Морозный ветер, принесшийся из длинного темного коридора, опалил лицо, словно огнем, выжег куски ткани в ватном пальто, костерным севом прошелся по воротнику, припек щеки. От собственного бессилия Борисов чуть не заплакал – никогда еще не чувствовал себя так пришибленно и слабо. Тяжелым колокольным гудом была наполнена голова, медуза, один раз возникнув перед глазами, теперь не исчезала и не думала исчезать, она лишь уменьшилась в размере и то потому, чтобы потесниться и дать место другой медузе – такой же вялой, отвратительной, с длинным нежным обсоском, выпрастывающимся из гриба-шляпки, и подрагивающими на манер лопушьего листа краями.
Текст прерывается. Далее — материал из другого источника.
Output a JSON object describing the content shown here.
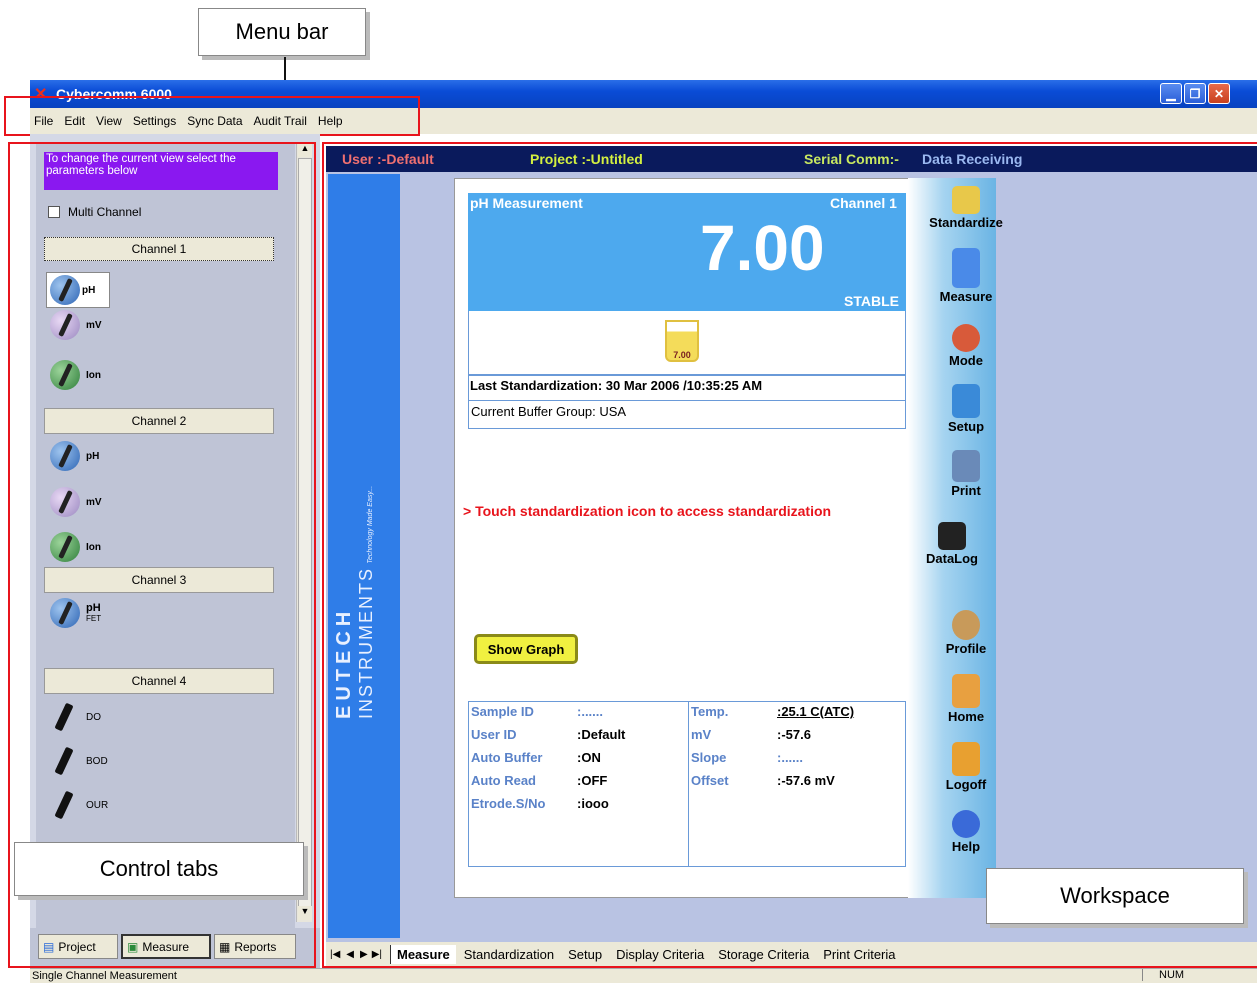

И место это, обычно наполненное людьми – по снеговым прорезям постоянно сновали разные дистрофики: кто за водой, кто проверить очередь в булочной, кто, достав талон в столовую, торопился съесть порцию супа с хряпой – мороженым капустным листом, кто выбирал место в снегу почище, не запятнанное струйками мочи, чтобы набить мерзлой крупкой чайник и поставить на буржуйку – тащиться за водой к невской проруби и выстаивать там уже не было сил, кто тащил на салазках либо на куске фанеры мертвого родственника к ближайшему госпиталю в надежде пристроить труп – в общем, всегда было движение, а сейчас будто бы все вымерли, все угасло в Ленинграде – ни людей, ни теней, ни живых, ни мертвых.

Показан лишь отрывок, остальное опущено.